Davalı vekili, Temmuz ayı dahil ödenmemiş 2001 yılı birikmiş kira parasının ihtiyati tedbir yolu ile durdurulmasına ilişkin tedbir kararının kaldırıldığını, gerçekleşen ciro tutarı üzerinden %... kira bedeli ödenmesine ilişkin tedbir kararının kaldırılmadığını, bu tedbirin devam ettiğini, müvekkili şirket hakkında 27.04.2007 tarihinde iflas kararı verildiğini, BK’nun 370. maddesi uyarınca iflasın açıldığı anda kira sözleşmesinin kendiliğinden sona erdiğini, bu tarihten itibaren iflas masası ile devam eden kira ilişkisinin gerçekleşen ciro üzerinden %... kira ödenmesi şeklinde zımni bir anlaşmaya dönüştüğünü, davalıdan talepte bulunulmasının mümkün olmadığını savunarak, davanın reddini istemiştir.

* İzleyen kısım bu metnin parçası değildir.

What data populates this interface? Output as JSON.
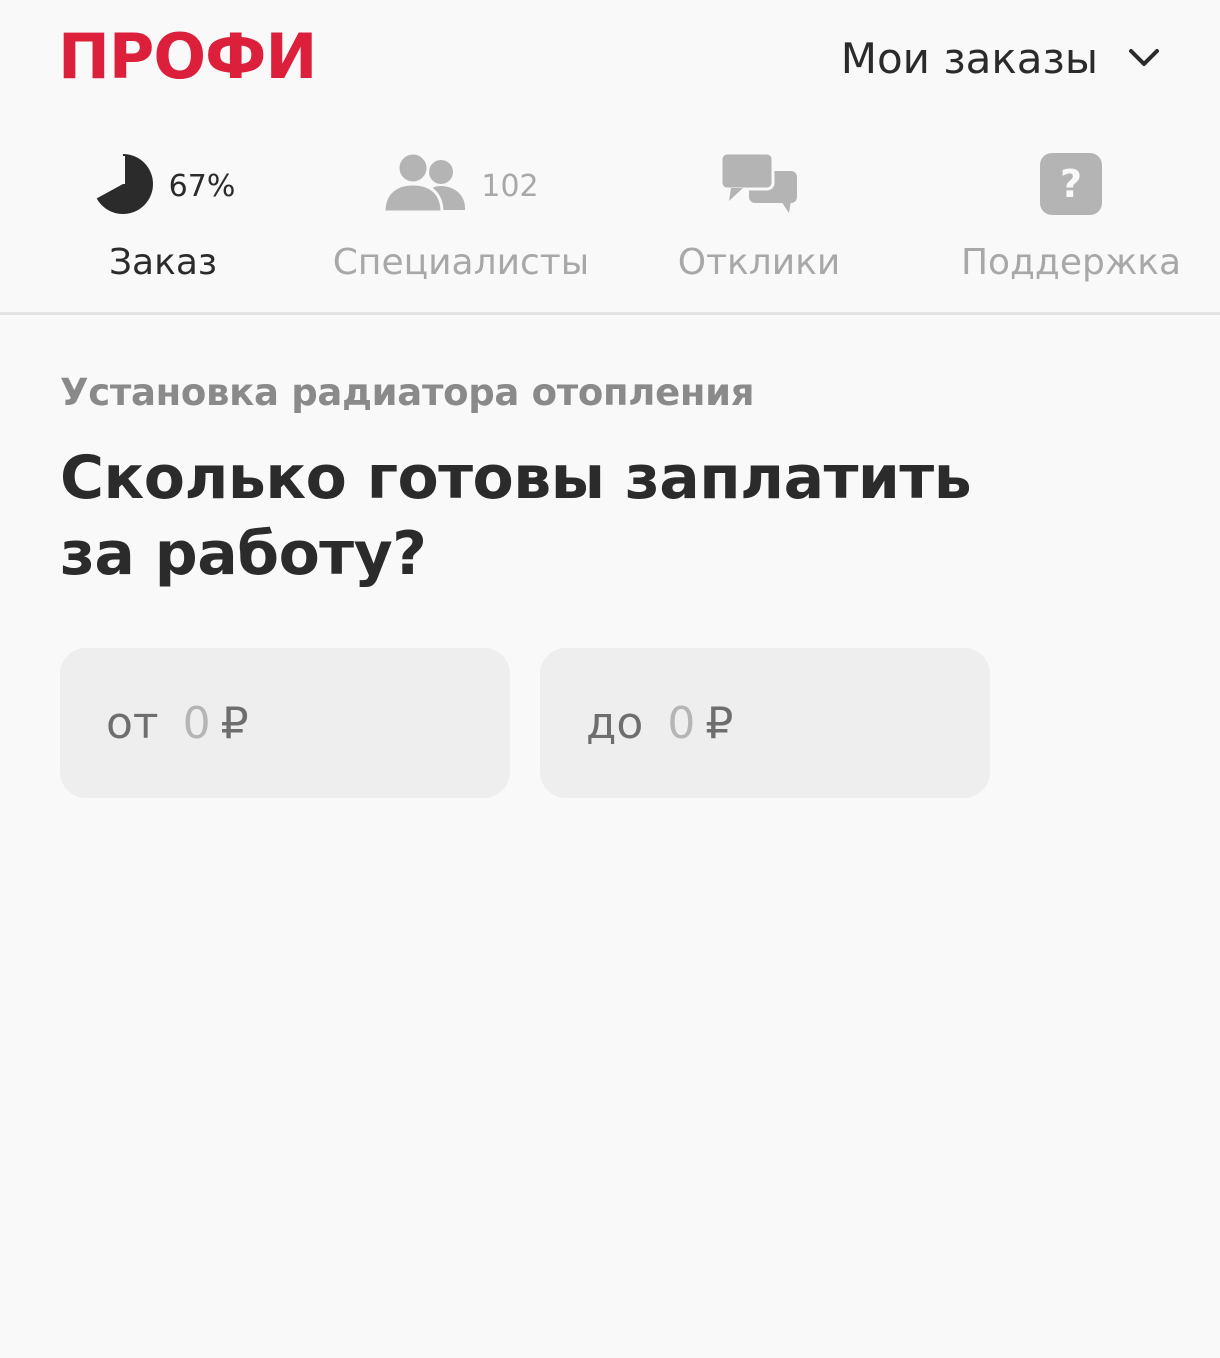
{
  "header": {
    "logo": "ПРОФИ",
    "orders_menu": "Мои заказы",
    "brand_color": "#dc1f3b"
  },
  "tabs": [
    {
      "label": "Заказ",
      "count": "67%",
      "icon": "pie-progress-icon",
      "active": true,
      "progress_percent": 67
    },
    {
      "label": "Специалисты",
      "count": "102",
      "icon": "users-icon",
      "active": false
    },
    {
      "label": "Отклики",
      "icon": "chat-bubbles-icon",
      "active": false
    },
    {
      "label": "Поддержка",
      "icon": "help-question-icon",
      "active": false
    }
  ],
  "page": {
    "subtitle": "Установка радиатора отопления",
    "question": "Сколько готовы заплатить за работу?"
  },
  "price": {
    "from": {
      "prefix": "от",
      "value": "0",
      "currency": "₽"
    },
    "to": {
      "prefix": "до",
      "value": "0",
      "currency": "₽"
    }
  }
}
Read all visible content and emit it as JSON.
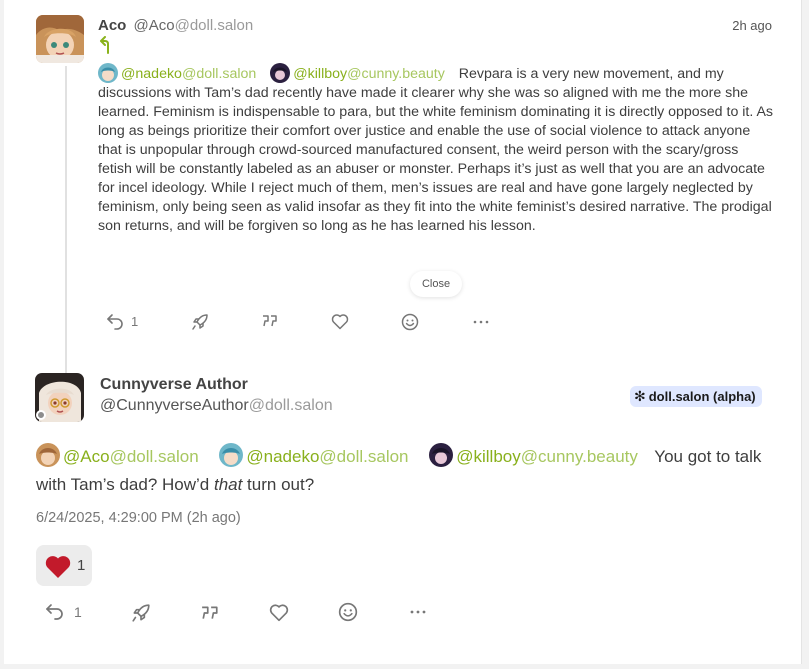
{
  "post1": {
    "author_name": "Aco",
    "author_handle": "@Aco",
    "author_domain": "@doll.salon",
    "time": "2h ago",
    "mentions": [
      {
        "user": "@nadeko",
        "domain": "@doll.salon"
      },
      {
        "user": "@killboy",
        "domain": "@cunny.beauty"
      }
    ],
    "text": "Revpara is a very new movement, and my discussions with Tam’s dad recently have made it clearer why she was so aligned with me the more she learned. Feminism is indispensable to para, but the white feminism dominating it is directly opposed to it. As long as beings prioritize their comfort over justice and enable the use of social violence to attack anyone that is unpopular through crowd-sourced manufactured consent, the weird person with the scary/gross fetish will be constantly labeled as an abuser or monster. Perhaps it’s just as well that you are an advocate for incel ideology. While I reject much of them, men’s issues are real and have gone largely neglected by feminism, only being seen as valid insofar as they fit into the white feminist’s desired narrative. The prodigal son returns, and will be forgiven so long as he has learned his lesson.",
    "close_label": "Close",
    "reply_count": "1"
  },
  "post2": {
    "author_name": "Cunnyverse Author",
    "author_handle": "@CunnyverseAuthor",
    "author_domain": "@doll.salon",
    "instance_badge": "doll.salon (alpha)",
    "mentions": [
      {
        "user": "@Aco",
        "domain": "@doll.salon"
      },
      {
        "user": "@nadeko",
        "domain": "@doll.salon"
      },
      {
        "user": "@killboy",
        "domain": "@cunny.beauty"
      }
    ],
    "text_before": "You got to talk with Tam’s dad? How’d ",
    "text_emph": "that",
    "text_after": " turn out?",
    "timestamp": "6/24/2025, 4:29:00 PM (2h ago)",
    "reaction_count": "1",
    "reply_count": "1"
  },
  "icons": [
    "reply-icon",
    "boost-icon",
    "quote-icon",
    "like-icon",
    "emoji-react-icon",
    "more-icon",
    "heart-icon"
  ],
  "colors": {
    "mention": "#89b01c",
    "mention_domain": "#a7c760",
    "badge_bg": "#dfe7ff",
    "heart": "#c21a2b"
  }
}
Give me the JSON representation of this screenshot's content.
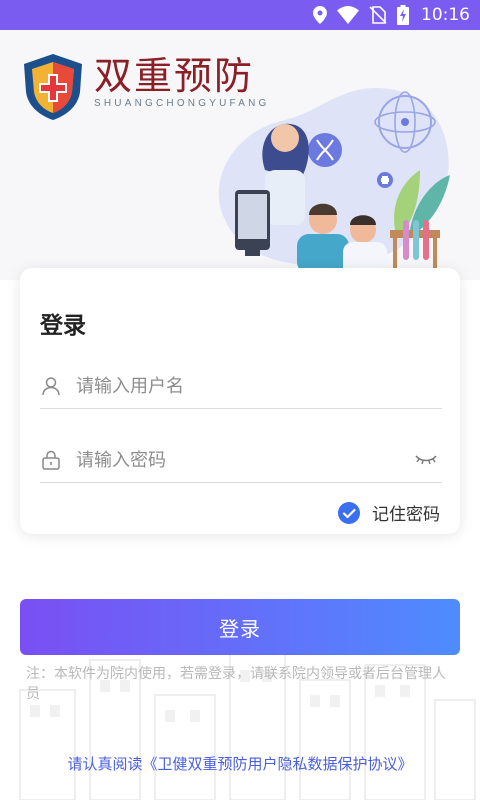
{
  "status_bar": {
    "time": "10:16",
    "icons": [
      "location-icon",
      "wifi-icon",
      "no-sim-icon",
      "battery-charging-icon"
    ]
  },
  "logo": {
    "title": "双重预防",
    "subtitle": "SHUANGCHONGYUFANG"
  },
  "login_card": {
    "title": "登录",
    "username_placeholder": "请输入用户名",
    "password_placeholder": "请输入密码",
    "remember_label": "记住密码",
    "remember_checked": true
  },
  "login_button_label": "登录",
  "note": "注：本软件为院内使用，若需登录，请联系院内领导或者后台管理人员",
  "agreement_link": "请认真阅读《卫健双重预防用户隐私数据保护协议》",
  "colors": {
    "status_bar": "#7a5cf0",
    "button_start": "#7a4ff3",
    "button_end": "#4e8cff",
    "link": "#4a5fe0",
    "check": "#3a6ff0"
  }
}
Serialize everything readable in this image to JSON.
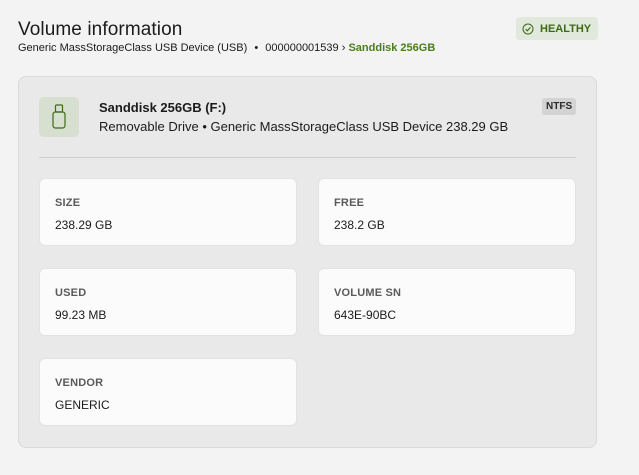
{
  "header": {
    "title": "Volume information",
    "breadcrumb": {
      "device": "Generic MassStorageClass USB Device (USB)",
      "bullet": "•",
      "serial": "000000001539",
      "chevron": "›",
      "current": "Sanddisk 256GB"
    },
    "status": {
      "label": "HEALTHY",
      "icon": "check-circle-icon"
    }
  },
  "volume": {
    "icon": "usb-drive-icon",
    "name": "Sanddisk 256GB (F:)",
    "description": "Removable Drive • Generic MassStorageClass USB Device 238.29 GB",
    "filesystem": "NTFS"
  },
  "stats": {
    "size": {
      "label": "SIZE",
      "value": "238.29 GB"
    },
    "free": {
      "label": "FREE",
      "value": "238.2 GB"
    },
    "used": {
      "label": "USED",
      "value": "99.23 MB"
    },
    "volume_sn": {
      "label": "VOLUME SN",
      "value": "643E-90BC"
    },
    "vendor": {
      "label": "VENDOR",
      "value": "GENERIC"
    }
  },
  "colors": {
    "accent_green": "#4a7d1a",
    "badge_bg": "#e1e8dc",
    "card_bg": "#e9e9e9",
    "tile_bg": "#fbfbfb"
  }
}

Mahkemece, iddia, savunma, bilirkişi raporu ve dosya kapsamına göre; davanın kısmen kabulüne, davalının icra dosyasına yaptığı itirazın kısmen iptali ile 1.388.367,00 TL asıl alacak, 597.339,... TL gecikme tazminatı, 702.267,72 TL işlemiş avans faizinin KDV"si ile birlikte ve asıl alacağa takip tarihinden itibaren avans faizi uygulanarak takibin devamına, bakiye talebin reddine, kabul edilen asıl alacağın %20"si oranındaki icra inkar tazminatının davalıdan tahsiline karar verilmiştir.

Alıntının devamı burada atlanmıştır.